= Ginny Dougary =

British interviewer and feature writer

Ginny Dougary (born 17 October 1956) is a British interviewer and feature writer for The Times. She is the author of The Executive Tart & Other Myths, and a contributor to several anthologies including OK, You Mugs and Amazonians - New Travel Writing by Women. She is a founding member of the national organisation of Women in Journalism, has written for most of the national newspapers in the United Kingdom.

Ginny Dougary was shortlisted as Interviewer of the Year in 2009 and 2010 for her interviews with Benazir Bhutto, Norman Tebbit, and Ian McKellen.
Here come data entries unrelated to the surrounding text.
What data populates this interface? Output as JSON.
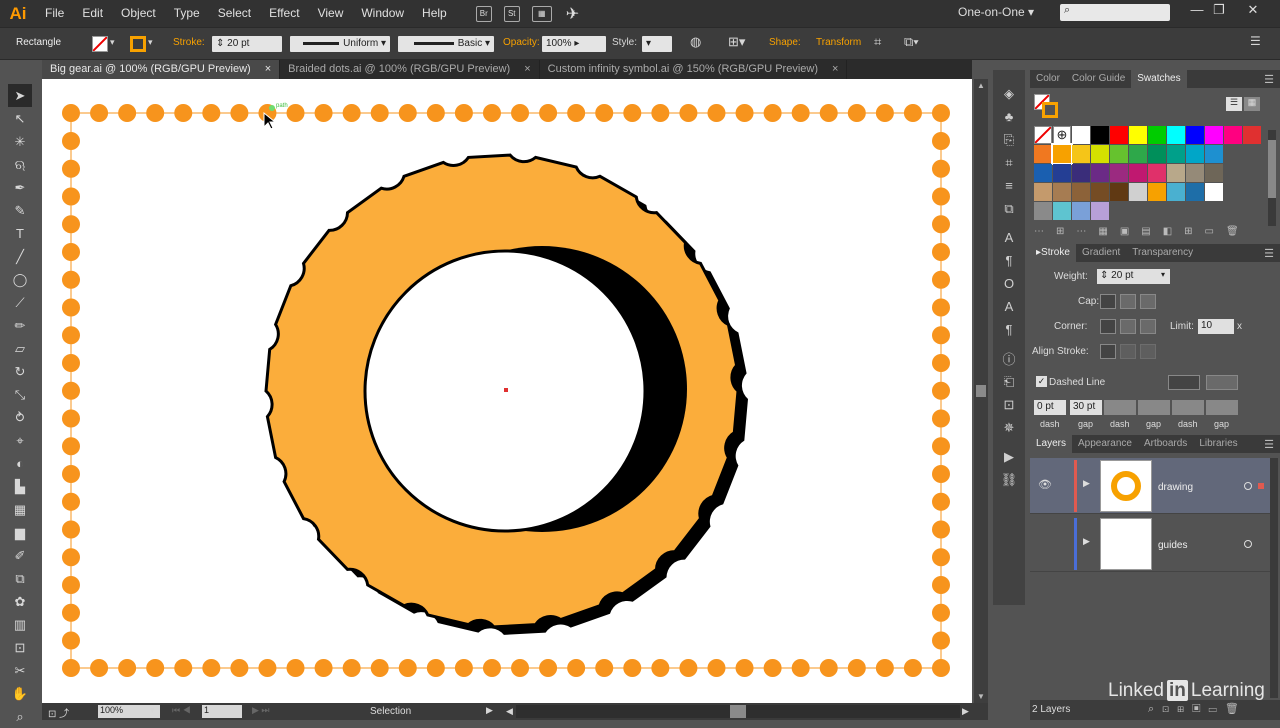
{
  "app": {
    "logo": "Ai",
    "workspace": "One-on-One",
    "search_placeholder": ""
  },
  "menu": [
    "File",
    "Edit",
    "Object",
    "Type",
    "Select",
    "Effect",
    "View",
    "Window",
    "Help"
  ],
  "menu_icons": [
    "Br",
    "St"
  ],
  "control": {
    "tool_name": "Rectangle",
    "stroke_label": "Stroke:",
    "stroke_value": "20 pt",
    "profile": "Uniform",
    "brush": "Basic",
    "opacity_label": "Opacity:",
    "opacity_value": "100%",
    "style_label": "Style:",
    "shape_label": "Shape:",
    "transform_label": "Transform"
  },
  "tabs": [
    {
      "label": "Big gear.ai @ 100% (RGB/GPU Preview)",
      "close": "×"
    },
    {
      "label": "Braided dots.ai @ 100% (RGB/GPU Preview)",
      "close": "×"
    },
    {
      "label": "Custom infinity symbol.ai @ 150% (RGB/GPU Preview)",
      "close": "×"
    }
  ],
  "status": {
    "zoom": "100%",
    "artboard": "1",
    "mode": "Selection"
  },
  "swatch_panel": {
    "tabs": [
      "Color",
      "Color Guide",
      "Swatches"
    ],
    "fill_color": "#f7a100",
    "rows": [
      [
        "#ffffff",
        "#000000",
        "#ff0000",
        "#ffff00",
        "#00cc00",
        "#00ffff",
        "#0000ff",
        "#ff00ff",
        "#ff0080",
        "#e03030"
      ],
      [
        "#f07820",
        "#f7a100",
        "#f5c518",
        "#d4e000",
        "#66c22e",
        "#2ea84a",
        "#008f5a",
        "#00a08a",
        "#00a6c8",
        "#1e90d0"
      ],
      [
        "#1a5fb0",
        "#243e94",
        "#3a2d7a",
        "#6b2a86",
        "#9b2a80",
        "#c01870",
        "#e0306a",
        "#b8a88a",
        "#958a78",
        "#6e6658"
      ],
      [
        "#c49a6c",
        "#a67c52",
        "#8c6239",
        "#754c24",
        "#603913",
        "#d0d0d0",
        "#f7a100",
        "#4ab0d0",
        "#1e6ea8",
        "#ffffff"
      ],
      [
        "#8a8a8a",
        "#5ec4d0",
        "#7aa0d8",
        "#b8a0d8"
      ]
    ]
  },
  "stroke_panel": {
    "tabs": [
      "Stroke",
      "Gradient",
      "Transparency"
    ],
    "weight_label": "Weight:",
    "weight_value": "20 pt",
    "cap_label": "Cap:",
    "corner_label": "Corner:",
    "limit_label": "Limit:",
    "limit_value": "10",
    "limit_unit": "x",
    "align_label": "Align Stroke:",
    "dashed_label": "Dashed Line",
    "dash_values": [
      "0 pt",
      "30 pt",
      "",
      "",
      "",
      ""
    ],
    "dash_labels": [
      "dash",
      "gap",
      "dash",
      "gap",
      "dash",
      "gap"
    ]
  },
  "layers_panel": {
    "tabs": [
      "Layers",
      "Appearance",
      "Artboards",
      "Libraries"
    ],
    "layers": [
      {
        "name": "drawing",
        "color": "#e05a50"
      },
      {
        "name": "guides",
        "color": "#4a6ed8"
      }
    ],
    "count": "2 Layers"
  },
  "watermark": {
    "brand_a": "Linked",
    "brand_b": "in",
    "brand_c": "Learning"
  },
  "canvas": {
    "cursor_hint": "path"
  }
}
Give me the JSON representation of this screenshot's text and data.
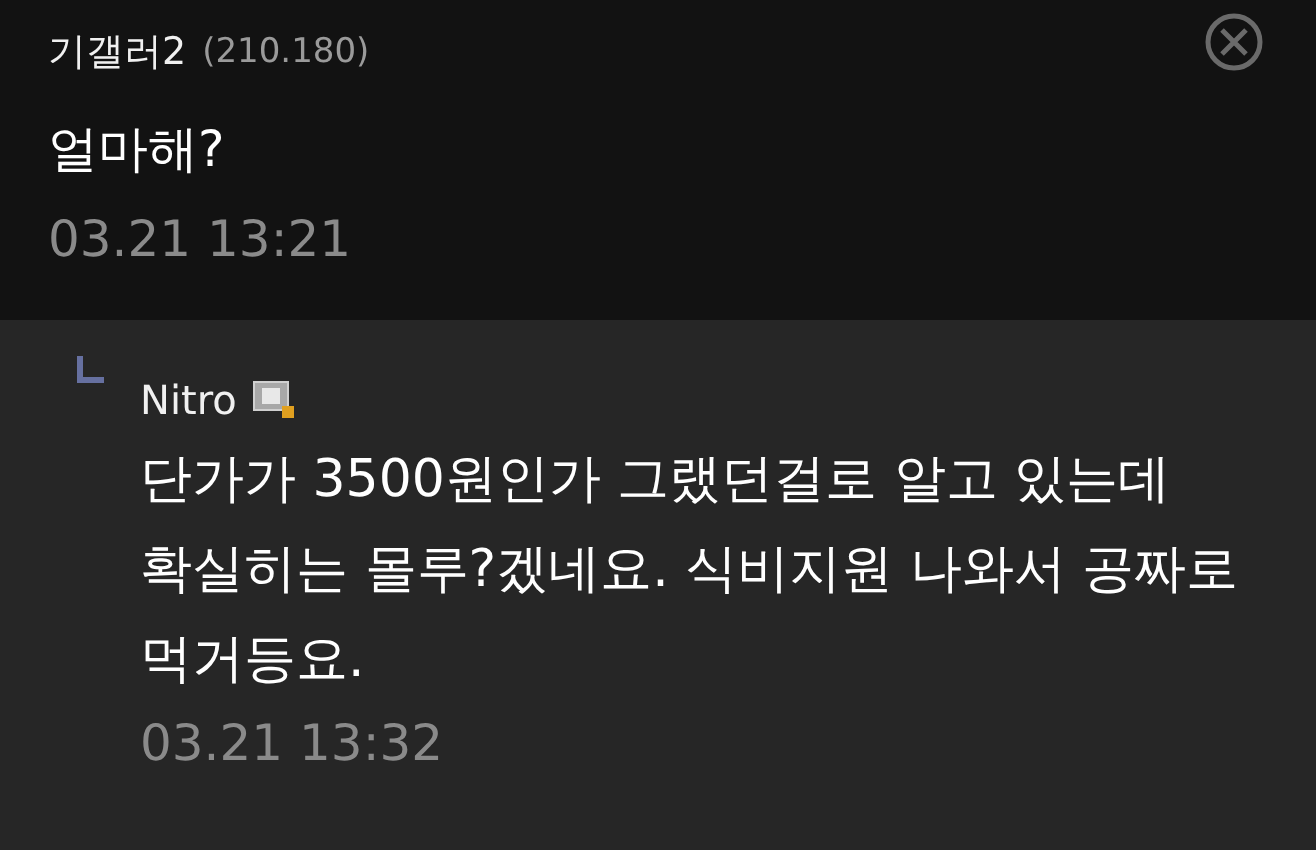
{
  "comment": {
    "author": "기갤러2",
    "ip": "(210.180)",
    "text": "얼마해?",
    "time": "03.21 13:21"
  },
  "reply": {
    "author": "Nitro",
    "text": "단가가 3500원인가 그랬던걸로 알고 있는데 확실히는 몰루?겠네요. 식비지원 나와서 공짜로 먹거등요.",
    "time": "03.21 13:32"
  }
}
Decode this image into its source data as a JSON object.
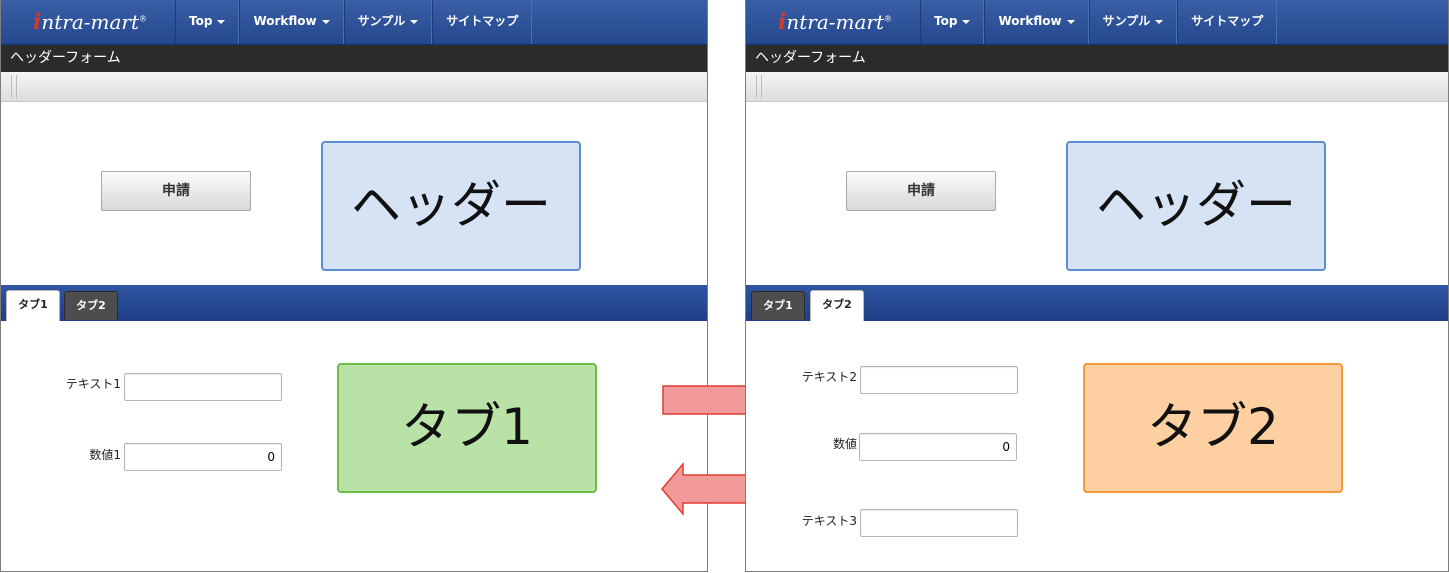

Dougary was involved in a copy-control controversy in 2017 regarding her interview for Saga magazine with the BBC TV presenter Clare Balding, when it was alleged that Balding or her agent rewrote part of the text, provoking Dougary to remove her byline from the piece. According to Dougary, Balding removed sections of the text and inserted promotional material about her new book, as well as details of her hosting of the women's European football championships and the words "And indeed she [Balding] sparkles all the way through the photo shoot," despite Dougary commenting that this was not the case and that Balding was rather "a brisk, jolly-hockey-sticks type". In a statement, Saga said that it had not given Balding copy control and that the interview was edited in conjunction with the author.